The Irish also flocked to U.S. cities as the famine raged. In fact, by 1850 around 25 percent of the respective populations of Boston, Baltimore and New York were of Irish extraction. And the impact of the blight on the number of people in Ireland was extraordinary. In 1841, you see, a census showed that just over eight and a half million individuals lived in the European country. A decade later, however, the next such survey tallied just five million.
 
And the Irish population continued to decrease, reaching a low of fewer than three million in 1961. Only after that year did the numbers of people living in Ireland begin to recover. But even now, the country is not populated to the extent that it was back in 1841; in 2016 less than five million dwelled in the nation.
 
Yet despite our knowledge of the emigration records, pinning down the precise number of people who died of disease and starvation during the famine is difficult. And although the Catholic Church did keep track of the Irish population at the time, its documents on the matter are far from comprehensive. As a consequence, then, estimates of deaths attributable to the potato blight range from 775,000 to one and a half million. It’s thought, too, that between a further one and a half million and two million people emigrated from Ireland in that period.
 
So what exactly was the pathogen that caused the potato blight? Well, for many years scientists believed that the culprit was a strain of Phytophthora infestans known as US-1. In fact, US-1 is behind the deterioration of crops right up to the present day and so ultimately costs nations billions.
 
In order to reach solid conclusions, however, a team of scientists from Germany’s Max Planck Institutes and the U.K.’s Sainsbury Laboratory teamed up in a bid to pinpoint the exact strain of Phytophthora infestans that had caused the blight.

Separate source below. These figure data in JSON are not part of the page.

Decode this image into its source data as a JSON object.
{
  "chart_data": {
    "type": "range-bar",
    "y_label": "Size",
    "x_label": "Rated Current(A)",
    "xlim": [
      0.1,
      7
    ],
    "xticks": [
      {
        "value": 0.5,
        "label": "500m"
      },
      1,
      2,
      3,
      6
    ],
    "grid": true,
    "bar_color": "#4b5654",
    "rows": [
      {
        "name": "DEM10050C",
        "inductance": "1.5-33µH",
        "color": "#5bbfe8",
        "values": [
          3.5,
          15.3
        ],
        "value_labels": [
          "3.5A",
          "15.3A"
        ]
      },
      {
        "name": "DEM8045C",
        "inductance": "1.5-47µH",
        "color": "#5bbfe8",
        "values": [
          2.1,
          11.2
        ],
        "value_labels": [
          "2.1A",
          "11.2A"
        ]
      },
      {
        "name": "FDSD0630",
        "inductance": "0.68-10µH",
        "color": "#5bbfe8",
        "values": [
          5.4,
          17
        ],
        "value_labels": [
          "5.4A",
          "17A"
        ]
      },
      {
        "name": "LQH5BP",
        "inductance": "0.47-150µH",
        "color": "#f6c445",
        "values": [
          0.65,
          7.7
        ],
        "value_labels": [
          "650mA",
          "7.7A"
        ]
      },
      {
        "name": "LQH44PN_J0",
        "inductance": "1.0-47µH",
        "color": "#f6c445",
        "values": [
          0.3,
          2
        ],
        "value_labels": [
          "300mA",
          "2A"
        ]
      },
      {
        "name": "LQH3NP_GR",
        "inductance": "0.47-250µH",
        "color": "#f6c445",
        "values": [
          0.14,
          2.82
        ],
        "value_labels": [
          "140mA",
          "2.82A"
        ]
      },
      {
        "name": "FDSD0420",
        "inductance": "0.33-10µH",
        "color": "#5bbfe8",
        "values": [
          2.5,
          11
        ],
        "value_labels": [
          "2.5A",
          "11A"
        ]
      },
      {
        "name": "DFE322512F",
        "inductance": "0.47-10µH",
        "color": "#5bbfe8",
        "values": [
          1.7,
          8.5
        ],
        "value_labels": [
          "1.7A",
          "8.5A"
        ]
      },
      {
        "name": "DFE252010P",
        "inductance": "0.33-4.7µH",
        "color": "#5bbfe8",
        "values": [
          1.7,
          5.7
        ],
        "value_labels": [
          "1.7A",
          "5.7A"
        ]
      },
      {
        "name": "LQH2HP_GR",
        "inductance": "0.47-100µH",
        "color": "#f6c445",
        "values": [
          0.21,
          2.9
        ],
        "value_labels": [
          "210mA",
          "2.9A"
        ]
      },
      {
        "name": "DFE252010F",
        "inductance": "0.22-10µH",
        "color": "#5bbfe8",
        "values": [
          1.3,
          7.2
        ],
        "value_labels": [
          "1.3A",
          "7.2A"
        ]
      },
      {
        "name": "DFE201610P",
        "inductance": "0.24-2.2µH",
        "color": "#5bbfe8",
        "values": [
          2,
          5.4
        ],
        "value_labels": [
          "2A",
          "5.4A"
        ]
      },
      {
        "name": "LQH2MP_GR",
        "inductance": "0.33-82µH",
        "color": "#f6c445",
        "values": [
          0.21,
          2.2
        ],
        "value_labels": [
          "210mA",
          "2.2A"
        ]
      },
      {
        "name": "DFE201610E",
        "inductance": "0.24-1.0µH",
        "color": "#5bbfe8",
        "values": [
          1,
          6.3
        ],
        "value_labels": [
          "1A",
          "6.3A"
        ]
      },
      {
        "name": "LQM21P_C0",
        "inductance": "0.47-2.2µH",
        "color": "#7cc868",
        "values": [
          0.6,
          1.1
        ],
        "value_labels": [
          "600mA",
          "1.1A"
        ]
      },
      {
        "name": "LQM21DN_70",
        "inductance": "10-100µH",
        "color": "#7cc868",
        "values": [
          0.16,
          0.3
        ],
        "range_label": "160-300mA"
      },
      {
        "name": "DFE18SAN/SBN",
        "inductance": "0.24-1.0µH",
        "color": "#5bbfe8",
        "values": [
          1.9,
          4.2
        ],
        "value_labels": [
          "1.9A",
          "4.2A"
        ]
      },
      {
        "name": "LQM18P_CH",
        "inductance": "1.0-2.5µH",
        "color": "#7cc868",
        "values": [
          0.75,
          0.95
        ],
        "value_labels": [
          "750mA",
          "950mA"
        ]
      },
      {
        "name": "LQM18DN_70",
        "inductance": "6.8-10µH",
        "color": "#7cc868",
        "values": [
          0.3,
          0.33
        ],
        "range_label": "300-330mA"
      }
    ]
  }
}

Of course, an appropriate way to do this would generally be to analyze genetic material from infected plants.
 
But as we’re talking about events that happened over 170 years ago, how could samples of blighted potatoes from that period be found? The answer turned out to be in the collections of Kew Gardens in London and the Bavarian State Collection for Botany in Germany. Both locations, you see, included dried specimens of 19th-century potato plants.
 
Eventually, then, the researchers had elements from 11 separate blight-infested plants to work with. And while these samples had been collected by 19th-century scientists, only now could the information locked in the plants be uncovered. So the scientists set about mapping the genetics of the blight strains that had infected these preserved plants.
 
This work, moreover, involved analyzing both the 19th-century specimens and 15 contemporary ones. And in the process, the team were able to corroborate the theory that Phytophthora infestans had originally come from Mexico’s Toluca Valley. Yet they were not actually able to confirm that the strain of blight that had caused death and devastation in Ireland was US-1 – as had been expected.
 
Instead, the mid-19th-century potatoes had been infected by a blight variant called HERB-1 – a strain that had not actually been known to scientists before this time. The researchers believe that HERB-1 probably arrived in Europe from the U.S. and that it’s probably extinct today.
 
But regardless of what caused the Irish potato blight, its impact and the resulting starvation continue to be felt in both the European country and the Irish diaspora. Every year, National Famine Commemoration Day marks the deaths of so many Irish men, women and children as well as the mass migration caused by the Great Hunger. It’s an occasion, then, on which to remember the terrible suffering of the nation’s people during the 1840s and beyond.